While the suspicious cases are now almost common knowledge, I'd be interested to read about cases of the opposite - shell companies being used to facilitate transactions and not doing anything remotely shady.


How much time do you have to wait?... :-))

"Letterbox fraud: Red flags found at almost 380,000 Dutch companies" - https://nltimes.nl/2024/01/30/letterbox-fraud-red-flags-foun...


Letterbox companies aren't shady just because they're letterbox companies. It's extremely common, for a variety of reason: like two founders, both married, with neither of them wanting to domiciliate the company at their place. Another reason might be incorporating the company in one city, where one language is spoken officially, while living in another region, where another language is the official administrative language.

You can find things like tennis table clubs using a letterbox company or bikers club.

Or simply people who have no office, especially in this day and age of Internet, and who are renting a place and know they'll move out. They prefer a stable address for their business.
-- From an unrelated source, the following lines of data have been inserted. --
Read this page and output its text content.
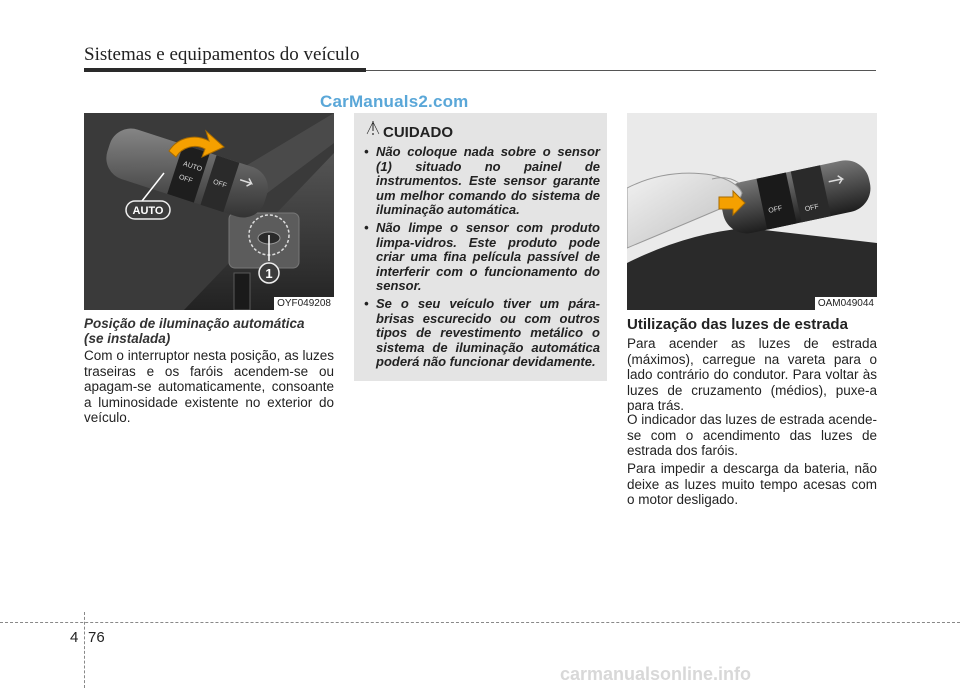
Sistemas e equipamentos do veículo
CarManuals2.com
AUTO
OFF	OFF
AUTO
1
OYF049208
Posição de iluminação automática
(se instalada)
Com o interruptor nesta posição, as luzes traseiras e os faróis acendem-se ou apagam-se automaticamente, consoante a luminosidade existente no exterior do veículo.
CUIDADO
• Não coloque nada sobre o sensor (1) situado no painel de instrumentos. Este sensor garante um melhor comando do sistema de iluminação automática.
• Não limpe o sensor com produto limpa-vidros. Este produto pode criar uma fina película passível de interferir com o funcionamento do sensor.
• Se o seu veículo tiver um pára-brisas escurecido ou com outros tipos de revestimento metálico o sistema de iluminação automática poderá não funcionar devidamente.
OFF	OFF
OAM049044
Utilização das luzes de estrada
Para acender as luzes de estrada (máximos), carregue na vareta para o lado contrário do condutor. Para voltar às luzes de cruzamento (médios), puxe-a para trás.
O indicador das luzes de estrada acende-se com o acendimento das luzes de estrada dos faróis.
Para impedir a descarga da bateria, não deixe as luzes muito tempo acesas com o motor desligado.
4 76
carmanualsonline.info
The problem when "everything is a red flag" is that you end up in a world where everybody is flagged as suspicious. In Belgium there's been an incredible statistic that came out: something insane like one out of every four citizen had already been flagged at least once. This doesn't work.

For when everybody is suspicious, nobody is.
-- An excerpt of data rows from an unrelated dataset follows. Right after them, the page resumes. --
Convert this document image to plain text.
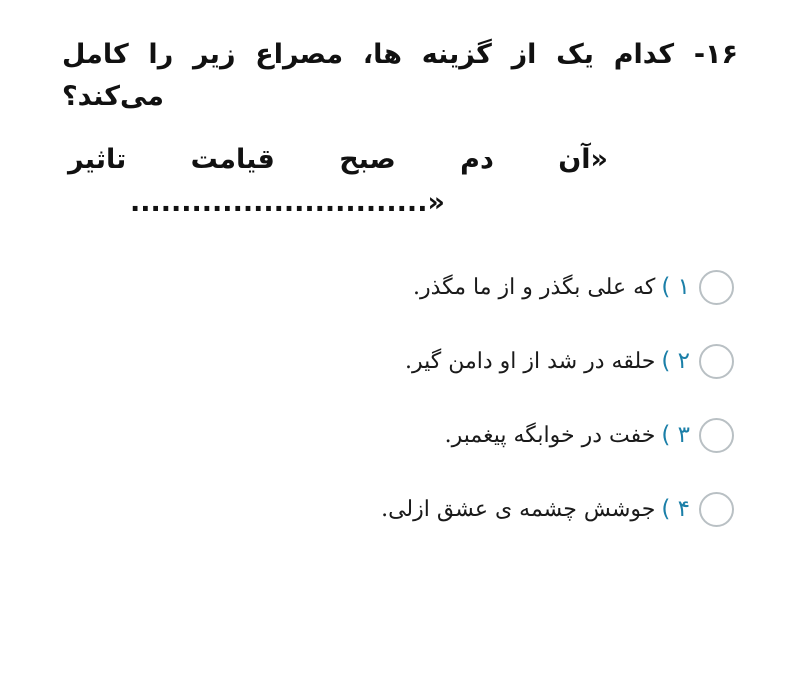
۱۶- کدام یک از گزینه ها، مصراع زیر را کامل
می‌کند؟
«آن دم صبح قیامت تاثیر
«.............................
۱ )
که علی بگذر و از ما مگذر.
۲ )
حلقه در شد از او دامن گیر.
۳ )
خفت در خوابگه پیغمبر.
۴ )
جوشش چشمه ی عشق ازلی.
Also companies offering letterbox services are extremely controlled. They're the first line in the KYC/AML verification and they're liable if they let obvious scams in.

Companies offering letterbox services are often recommended by accountants to their clients.
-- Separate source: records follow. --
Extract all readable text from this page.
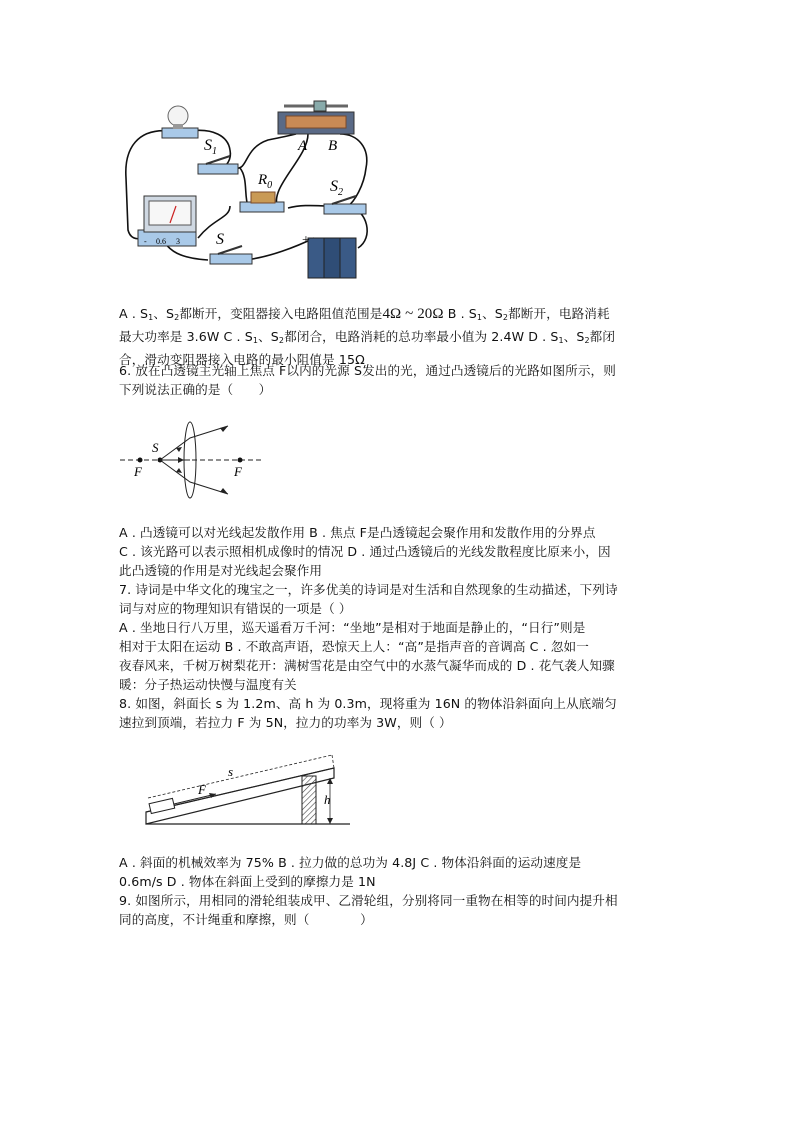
A B
$S_1$
$R_0$	$S_2$
- 0.6 3 S	+
A . $S_1$、$S_2$都断开，变阻器接入电路阻值范围是4Ω ~ 20Ω B . $S_1$、$S_2$都断开，电路消耗
最大功率是 3.6W C . $S_1$、$S_2$都闭合，电路消耗的总功率最小值为 2.4W D . $S_1$、$S_2$都闭
合，滑动变阻器接入电路的最小阻值是 15Ω
6. 放在凸透镜主光轴上焦点 F以内的光源 S发出的光，通过凸透镜后的光路如图所示，则
下列说法正确的是（　　）
S
F	F
A . 凸透镜可以对光线起发散作用 B . 焦点 F是凸透镜起会聚作用和发散作用的分界点
C . 该光路可以表示照相机成像时的情况 D . 通过凸透镜后的光线发散程度比原来小，因
此凸透镜的作用是对光线起会聚作用
7. 诗词是中华文化的瑰宝之一，许多优美的诗词是对生活和自然现象的生动描述，下列诗
词与对应的物理知识有错误的一项是（ ）
A . 坐地日行八万里，巡天遥看万千河：“坐地”是相对于地面是静止的，“日行”则是
相对于太阳在运动 B . 不敢高声语，恐惊天上人：“高”是指声音的音调高 C . 忽如一
夜春风来，千树万树梨花开：满树雪花是由空气中的水蒸气凝华而成的 D . 花气袭人知骤
暖：分子热运动快慢与温度有关
8. 如图，斜面长 s 为 1.2m、高 h 为 0.3m，现将重为 16N 的物体沿斜面向上从底端匀
速拉到顶端，若拉力 F 为 5N，拉力的功率为 3W，则（ ）
F
s
h
A . 斜面的机械效率为 75% B . 拉力做的总功为 4.8J C . 物体沿斜面的运动速度是
0.6m/s D . 物体在斜面上受到的摩擦力是 1N
9. 如图所示，用相同的滑轮组装成甲、乙滑轮组，分别将同一重物在相等的时间内提升相
同的高度，不计绳重和摩擦，则（　　　　）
I know these very well and used one personally in 2023 (because I opened a company in a country before moving to that country).

Many online business have a website, a payment processor and a "letterbox" address.

This is business 101.


Ironic timing on this post as the overseer is now collecting data as of January 1 2024. What do you believe the intent of that data collection to be?

For everyone reading this who owns a U.S. based business the great "shell game" is setting up for a disruption compliments of the U.S. Treasury. This shell game reveal will come in time as more DOJ filings against those who thought they could hide. Of course Waldo is not going to reveal himself in the crowd however when all the non-Waldos step aside who is left?

"Many companies are required to report information to FinCEN about the individuals who ultimately own or control them. FinCEN began accepting reports on January 1, 2024"

www.fincen.gov / boi


Findings:

- ~4% (20M of 500M companies) have shell-company indicators

- Indicators are limited to patently obvious: most-commonly bulk registrations and "atypical directorships" - because it's easy to register (in the UK), but hard to make up people (hence getting pseudo-directors)

- Most are in the US (unclear if percentage-shell is higher)

Reflections:

- 500M companies for 6B people is ~1 company per 12 humans. Very high!

- Post-Panama-Papers drop in prevalence is likely just improvement in shell quality to avoid obvious indicators

- Still, 4% or even 10% could be manageable, but effective management would drive a jurisdictional race to the bottom

- Unclear to me: are private data brokers ahead of the government in making actionable analysis available to investors?

Has anyone (in academia) come up with an ownership/governance model that's traceable but privacy-preserving for different applications (market monitoring and investment due-diligence; criminal, civil, or tax investigations)?